Cobertura fuera de la red (Parte C)
Usted debe obtener atención de proveedores de la red. El plan no suele cubrir atención ofrecida por un proveedor que no trabaja con el plan médico. Estos son algunos casos donde esta regla no se aplica:
- El plan cubre atención de emergencia o atención de urgencia necesaria obtenida de un proveedor fuera de la red. Para obtener más información y para saber qué significa atención de emergencia o de urgencia , lea a continuación.
- Si necesita una atención que nuestro plan cubre y que nuestros proveedores no pueden ofrecer, podrá obtenerla de un proveedor fuera de la red. Si se requiere que vea a un proveedor fuera de la red, se necesitará autorización previa. Una vez que la autorización esté aprobada, usted, el proveedor solicitante y el proveedor que acepta serán notificados de la autorización aprobada. En esta situación, cubriremos la atención sin costo para usted. Para obtener más información sobre obtener la aprobación para ver a un proveedor fuera de la red, lea a continuación.
- El plan cubre servicios de diálisis renal cuando se encuentre fuera del área de servicio del plan por un período corto. Puede obtener estos servicios en un centro de diálisis certificado por Medicare.
- Cuando se inscribe inicialmente en el plan, puede solicitarnos continuar viendo a sus proveedores actuales. Estamos obligados a aceptar esta solicitud si usted puede demostrar una relación existente con los proveedores, con algunas excepciones (consulte el Manual del afiliado para ver una lista de excepciones). Si su solicitud es aprobada, puede continuar viendo a los mismos proveedores que ve ahora por un plazo de hasta 6 meses para recibir servicios cubiertos por Medicare y por un plazo de hasta 12 meses para recibir servicios cubiertos por Medi-Cal. Durante ese tiempo, nuestro coordinador de atención se comunicará con usted para ayudarlo a buscar proveedores de nuestra red. Después de los primeros 6 meses para servicios de Medicare y de 12 meses para servicios de Medi-Cal, no cubriremos más su atención si continúa viendo a proveedores fuera de la red. Para obtener ayuda en la transición de los servicios cubiertos de Medicare o Medi-Cal como afiliado nuevo de nuestro plan, llame a Servicios para Afiliados al 1-855-464-3571 (TTY: 711) en el condado de Los Ángeles o al 1-855-464-3572 (TTY: 711) en el condado de San Diego. El horario de atención es de lunes a viernes, de 8 a. m. a 8 p. m. Si llama fuera del horario de atención, en fines de semana o en días festivos, puede dejar un mensaje. Contestaremos su llamada al siguiente día hábil. La llamada es gratuita.
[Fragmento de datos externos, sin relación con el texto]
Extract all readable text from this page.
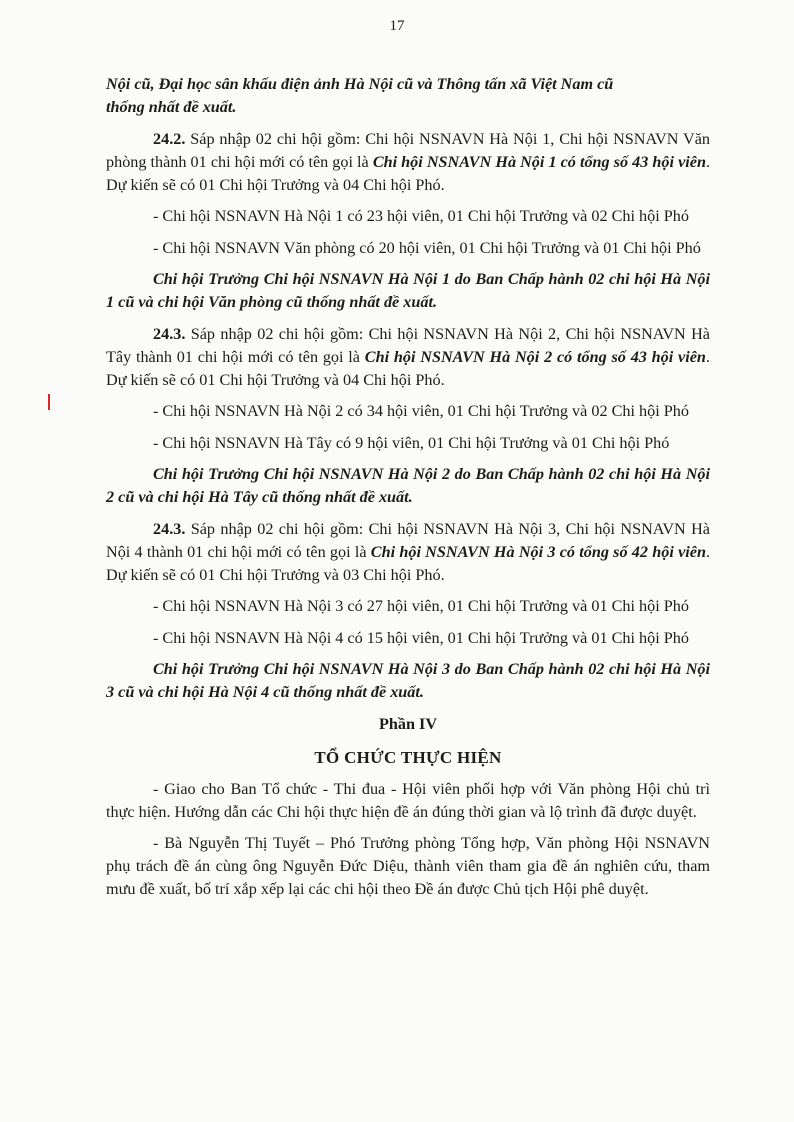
17

Nội cũ, Đại học sân khấu điện ảnh Hà Nội cũ và Thông tấn xã Việt Nam cũ
thống nhất đề xuất.

24.2. Sáp nhập 02 chi hội gồm: Chi hội NSNAVN Hà Nội 1, Chi hội NSNAVN Văn phòng thành 01 chi hội mới có tên gọi là Chi hội NSNAVN Hà Nội 1 có tổng số 43 hội viên. Dự kiến sẽ có 01 Chi hội Trưởng và 04 Chi hội Phó.

- Chi hội NSNAVN Hà Nội 1 có 23 hội viên, 01 Chi hội Trưởng và 02 Chi hội Phó

- Chi hội NSNAVN Văn phòng có 20 hội viên, 01 Chi hội Trưởng và 01 Chi hội Phó

Chi hội Trưởng Chi hội NSNAVN Hà Nội 1 do Ban Chấp hành 02 chi hội Hà Nội 1 cũ và chi hội Văn phòng cũ thống nhất đề xuất.

24.3. Sáp nhập 02 chi hội gồm: Chi hội NSNAVN Hà Nội 2, Chi hội NSNAVN Hà Tây thành 01 chi hội mới có tên gọi là Chi hội NSNAVN Hà Nội 2 có tổng số 43 hội viên. Dự kiến sẽ có 01 Chi hội Trưởng và 04 Chi hội Phó.

- Chi hội NSNAVN Hà Nội 2 có 34 hội viên, 01 Chi hội Trưởng và 02 Chi hội Phó

- Chi hội NSNAVN Hà Tây có 9 hội viên, 01 Chi hội Trưởng và 01 Chi hội Phó

Chi hội Trưởng Chi hội NSNAVN Hà Nội 2 do Ban Chấp hành 02 chi hội Hà Nội 2 cũ và chi hội Hà Tây cũ thống nhất đề xuất.

24.3. Sáp nhập 02 chi hội gồm: Chi hội NSNAVN Hà Nội 3, Chi hội NSNAVN Hà Nội 4 thành 01 chi hội mới có tên gọi là Chi hội NSNAVN Hà Nội 3 có tổng số 42 hội viên. Dự kiến sẽ có 01 Chi hội Trưởng và 03 Chi hội Phó.

- Chi hội NSNAVN Hà Nội 3 có 27 hội viên, 01 Chi hội Trưởng và 01 Chi hội Phó

- Chi hội NSNAVN Hà Nội 4 có 15 hội viên, 01 Chi hội Trưởng và 01 Chi hội Phó

Chi hội Trưởng Chi hội NSNAVN Hà Nội 3 do Ban Chấp hành 02 chi hội Hà Nội 3 cũ và chi hội Hà Nội 4 cũ thống nhất đề xuất.

Phần IV

TỔ CHỨC THỰC HIỆN

- Giao cho Ban Tổ chức - Thi đua - Hội viên phối hợp với Văn phòng Hội chủ trì thực hiện. Hướng dẫn các Chi hội thực hiện đề án đúng thời gian và lộ trình đã được duyệt.

- Bà Nguyễn Thị Tuyết – Phó Trưởng phòng Tổng hợp, Văn phòng Hội NSNAVN phụ trách đề án cùng ông Nguyễn Đức Diệu, thành viên tham gia đề án nghiên cứu, tham mưu đề xuất, bố trí xắp xếp lại các chi hội theo Đề án được Chủ tịch Hội phê duyệt.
- Los afiliados pueden recibir servicios de planificación familiar de cualquier proveedor de atención médica certificado para proporcionar estos servicios dentro o fuera de la red de Health Net, y los servicios pueden ser proporcionados fuera de su condado de residencia.
Cómo obtener atención de proveedores fuera de la red
Si hay un cierto tipo de servicio que necesita y ese servicio no está disponible en la red de nuestro plan, deberá obtener autorización previa (o aprobación por adelantado) primero. Su PCP solicitará autorización previa a nuestro plan o a su grupo médico.
Es muy importante obtener aprobación por adelantado antes de ver a un proveedor fuera de la red o de recibir servicios fuera de nuestra red (con la excepción de atención de emergencia y de urgencia, servicios de planificación familiar y servicios de diálisis renal que puede obtener en un centro de diálisis certificado por Medicare cuando se encuentra temporalmente fuera del área de servicio del plan). Si no obtiene la aprobación por adelantado, es posible que usted mismo deba pagar por los servicios.
Tenga en cuenta
Si recurre a un proveedor fuera de la red, el proveedor debe ser elegible para participar en Medicare y/o Medicaid. No podemos pagar a un proveedor que no es elegible para participar en Medicare y/o Medicaid. Si acude a un proveedor que no es elegible para participar en Medicare, debe pagar el costo total de los servicios que recibe. Los proveedores deben informarle si no son elegibles para participar en Medicare.